I dig deeper—and yank my hand away, hissing. Then the pain recedes, because I see the blade. It protrudes from the dirt, glistening with some gray liquid—my blood, I think. I also think …

Don’t jinx it.

Carefully, I ease the blade free. Two more emerge, all three spiraling around a hub. I hold it up to the light streaming through the trees. The three metal petals wink, slightly dented but otherwise very propeller-shaped to my amateur eye.

“Joules.” Am I dreaming?

Nope, still bleeding. Still holding on to the tarnished propeller like it’s some exotic flower.

U-me rolls to me. “Joules: a unit of work energy, noun—”

“Fucking megajoules! We did it, U-me!” I tackle-hug her, then let out a whoop that echoes across the island. U-me blinks, probably wondering if the sound counts as a translatable word. Whatever her verdict, I don’t hear it. I’m already rushing back to the ridge, not sure if I should cry or laugh or shout some more.

So I do all three.

Goodbye, meadow. I dash through the too-tall grass. Goodbye, shrines.
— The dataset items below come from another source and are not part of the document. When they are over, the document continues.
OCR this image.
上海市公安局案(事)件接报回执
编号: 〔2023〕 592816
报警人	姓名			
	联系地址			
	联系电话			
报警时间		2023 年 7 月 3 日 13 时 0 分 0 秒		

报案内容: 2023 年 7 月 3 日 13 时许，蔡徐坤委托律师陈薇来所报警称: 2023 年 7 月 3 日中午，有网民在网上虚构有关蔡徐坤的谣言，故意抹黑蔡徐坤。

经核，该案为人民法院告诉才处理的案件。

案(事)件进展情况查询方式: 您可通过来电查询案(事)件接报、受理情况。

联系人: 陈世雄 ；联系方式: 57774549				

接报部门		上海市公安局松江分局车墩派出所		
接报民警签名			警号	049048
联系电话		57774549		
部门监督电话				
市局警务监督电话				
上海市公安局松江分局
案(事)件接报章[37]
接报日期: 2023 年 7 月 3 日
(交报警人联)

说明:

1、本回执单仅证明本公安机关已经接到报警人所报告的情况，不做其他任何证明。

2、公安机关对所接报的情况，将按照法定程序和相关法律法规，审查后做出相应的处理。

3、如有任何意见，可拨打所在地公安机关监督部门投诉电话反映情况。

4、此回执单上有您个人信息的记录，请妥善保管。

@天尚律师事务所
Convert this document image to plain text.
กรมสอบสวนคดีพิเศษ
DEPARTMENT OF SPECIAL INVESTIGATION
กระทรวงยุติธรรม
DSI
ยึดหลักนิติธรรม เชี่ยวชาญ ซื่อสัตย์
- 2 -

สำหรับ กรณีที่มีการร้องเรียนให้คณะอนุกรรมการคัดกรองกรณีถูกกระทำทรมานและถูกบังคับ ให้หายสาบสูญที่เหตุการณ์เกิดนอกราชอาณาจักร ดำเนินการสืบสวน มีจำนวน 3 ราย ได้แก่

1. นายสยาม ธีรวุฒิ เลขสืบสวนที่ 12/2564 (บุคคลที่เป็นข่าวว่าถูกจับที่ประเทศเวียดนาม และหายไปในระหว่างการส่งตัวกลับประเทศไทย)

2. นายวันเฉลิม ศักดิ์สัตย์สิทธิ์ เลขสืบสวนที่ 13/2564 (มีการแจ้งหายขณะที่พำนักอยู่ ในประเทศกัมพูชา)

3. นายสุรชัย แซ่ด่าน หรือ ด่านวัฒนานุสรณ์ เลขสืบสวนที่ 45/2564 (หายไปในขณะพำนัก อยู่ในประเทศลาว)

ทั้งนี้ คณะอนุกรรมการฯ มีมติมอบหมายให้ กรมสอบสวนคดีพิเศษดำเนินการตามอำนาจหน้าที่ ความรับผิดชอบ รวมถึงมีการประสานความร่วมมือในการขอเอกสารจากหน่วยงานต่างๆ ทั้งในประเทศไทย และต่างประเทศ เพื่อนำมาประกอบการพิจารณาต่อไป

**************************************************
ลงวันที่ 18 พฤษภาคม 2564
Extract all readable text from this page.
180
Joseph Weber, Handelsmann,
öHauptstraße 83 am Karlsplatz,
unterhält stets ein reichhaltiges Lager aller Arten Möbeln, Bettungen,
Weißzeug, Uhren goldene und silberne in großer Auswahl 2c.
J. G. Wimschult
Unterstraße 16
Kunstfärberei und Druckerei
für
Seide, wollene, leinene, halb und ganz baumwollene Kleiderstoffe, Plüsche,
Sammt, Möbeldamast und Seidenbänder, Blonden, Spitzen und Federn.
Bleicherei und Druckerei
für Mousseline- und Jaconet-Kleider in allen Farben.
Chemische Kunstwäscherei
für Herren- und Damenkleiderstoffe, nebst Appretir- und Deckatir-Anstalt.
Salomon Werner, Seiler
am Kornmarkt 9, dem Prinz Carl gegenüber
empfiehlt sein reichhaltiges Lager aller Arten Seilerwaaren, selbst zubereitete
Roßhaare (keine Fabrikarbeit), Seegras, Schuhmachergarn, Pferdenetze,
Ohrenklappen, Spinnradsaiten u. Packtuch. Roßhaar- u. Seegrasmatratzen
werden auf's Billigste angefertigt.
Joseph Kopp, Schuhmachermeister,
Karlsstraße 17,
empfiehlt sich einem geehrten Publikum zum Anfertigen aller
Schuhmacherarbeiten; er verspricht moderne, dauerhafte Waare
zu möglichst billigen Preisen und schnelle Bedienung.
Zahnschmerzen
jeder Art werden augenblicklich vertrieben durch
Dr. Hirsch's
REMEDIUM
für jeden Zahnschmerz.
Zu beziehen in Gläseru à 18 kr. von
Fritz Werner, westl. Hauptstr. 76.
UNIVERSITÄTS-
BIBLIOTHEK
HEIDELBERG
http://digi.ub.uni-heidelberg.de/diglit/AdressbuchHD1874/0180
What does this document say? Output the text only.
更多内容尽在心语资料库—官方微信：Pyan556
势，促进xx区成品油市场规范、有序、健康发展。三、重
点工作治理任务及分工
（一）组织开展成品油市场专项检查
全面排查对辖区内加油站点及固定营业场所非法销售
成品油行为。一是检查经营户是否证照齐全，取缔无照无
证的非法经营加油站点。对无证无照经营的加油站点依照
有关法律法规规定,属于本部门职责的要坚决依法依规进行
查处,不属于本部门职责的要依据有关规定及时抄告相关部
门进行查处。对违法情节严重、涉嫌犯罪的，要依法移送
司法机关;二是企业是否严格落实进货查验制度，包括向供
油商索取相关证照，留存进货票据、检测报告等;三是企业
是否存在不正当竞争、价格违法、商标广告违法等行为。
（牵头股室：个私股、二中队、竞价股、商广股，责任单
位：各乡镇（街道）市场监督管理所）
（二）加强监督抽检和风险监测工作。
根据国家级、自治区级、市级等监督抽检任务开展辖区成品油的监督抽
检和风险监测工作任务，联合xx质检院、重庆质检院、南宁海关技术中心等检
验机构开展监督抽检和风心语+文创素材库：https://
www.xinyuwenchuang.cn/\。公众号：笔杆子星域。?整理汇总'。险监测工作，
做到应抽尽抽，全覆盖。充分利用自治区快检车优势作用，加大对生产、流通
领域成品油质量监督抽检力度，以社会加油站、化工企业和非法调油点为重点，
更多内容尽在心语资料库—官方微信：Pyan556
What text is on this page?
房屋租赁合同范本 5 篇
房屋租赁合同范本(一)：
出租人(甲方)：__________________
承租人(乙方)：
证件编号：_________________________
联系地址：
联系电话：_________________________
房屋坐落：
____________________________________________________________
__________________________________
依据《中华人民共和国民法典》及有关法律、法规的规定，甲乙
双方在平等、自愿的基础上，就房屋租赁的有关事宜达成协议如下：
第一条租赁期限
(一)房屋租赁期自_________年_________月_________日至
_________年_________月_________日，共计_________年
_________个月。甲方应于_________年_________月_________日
Goodbye, ridge. I scale it in record time, my arms numbed by adrenaline. Goodbye, M.M. Thank you for sharing your house. Sorry the moths got to your sweaters before I did.

I save the last goodbye for myself, the only soul on this Joules-forsaken place. Trust me, I’ve searched. Everywhere. Whittled my situation down to the disheartening facts:

#1 I’m on an abandoned island.

#2 I have no idea how or why, because (see #3)

#3 I quite possibly have a case of amnesia that worsens by the day.

Not-so-disheartening fact #4?

I’m out of here.

2

FROM A DISTANCE, THE CITY in the sky appeared as lifeless as the ocean below it.

Beneath the surface was a different story.

Inside stratum-99, the penultimate level of the eco-city, the party had left Kasey Mizuhara marooned at her own kitchen island. As everyone else jumped to the beat, bodies shimmering under the blacklight, Kasey stood behind a facade of drinks and cups, watching like one might watch animals at a zoo, except she didn’t feel quite human. Alien was more like it. Or ghost.

About time. Kasey had missed her invisibility. She’d been recognized twice in the last week alone, and when the first wave of partiers had logged in, she’d almost logged out.

But the universe had a way of balancing itself. Within fifteen minutes, a group of Kasey’s classmates mistook her for the hired bartender. Then, while Kasey was winging the mixed drinks, Meridian messaged to say she could no longer make it. That’s fine, Kasey sent back. Better than fine, actually, that the mastermind of Kasey’s so-called “moving on” party wasn’t present for it. Because no one was here for Kasey, to her great relief.